Johannesburg - Graphics released by the Automobile Association following last week’s announcement of the 2017 road fatality figures, paint a grim picture about the carnage on South Africa’s roads.
According to road fatality statistics released by the RTMC, a total of 14 050 people died on South Africa’s roads in 2017, and although that figure is slightly lower than the previous year, it’s still higher than any year from 2008 to 2015.
The AA says the latest stats are a further indication of the need for urgent road safety intervention on the country’s roads.
It added that interventions in curbing pedestrian deaths should be key focus to reduce overall fatality statistics.
In the last 10 years pedestrians have accounted for between 34% and 38% of all road deaths, with passengers making up around 34% and drivers less than 30%.
In fact, cutting the pedestrian death rate by half would bring the national figures down by almost 20%.
Urgent action needed
The AA suggests creating extensive countrywide pedestrian education campaigns as a possible solution, along with safer public transport options and creating a safer environment for pedestrians to commute, particularly on busy roads. A swifter introduction of crash avoidance technology in vehicles was also suggested.
“Seen against the backdrop of the fatality statistics the past ten years (from 2008) these numbers prove that current road safety initiatives are simply not working,” the AA said.

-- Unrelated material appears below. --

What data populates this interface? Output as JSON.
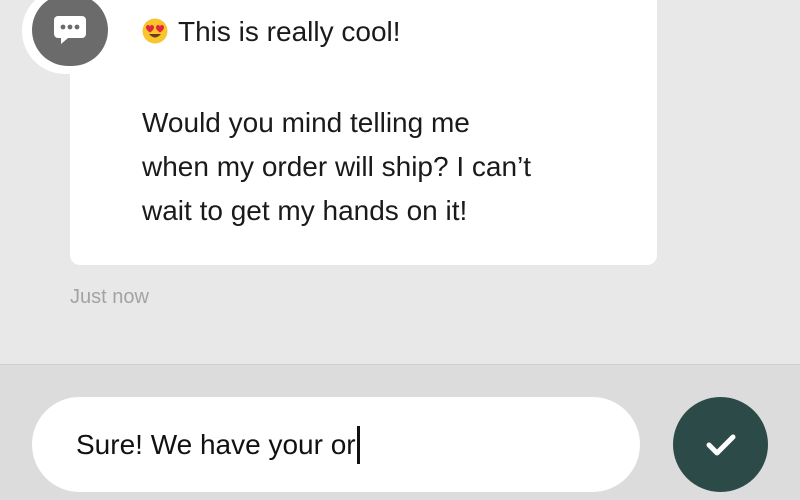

“Since then, almost 135 000 people died in road crashes in South Africa. This is a shocking number which, without urgent intervention, genuine commitment from all role-players, and a complete change in the attitude of all road users, will never significantly decrease”.
The AA also urged road users to take more personal responsibility as government could only do so much to improve road safety.
“Unfortunately too many South Africans have an extremely bad attitude towards safe road use, and all the education and enforcement in the world will not stop those intent on playing by their own rules. Without a change of attitude among road users – and, importantly, a respect for the law - efforts to decrease fatalities and crashes by a noticeable margin will fall flat.” the association concluded.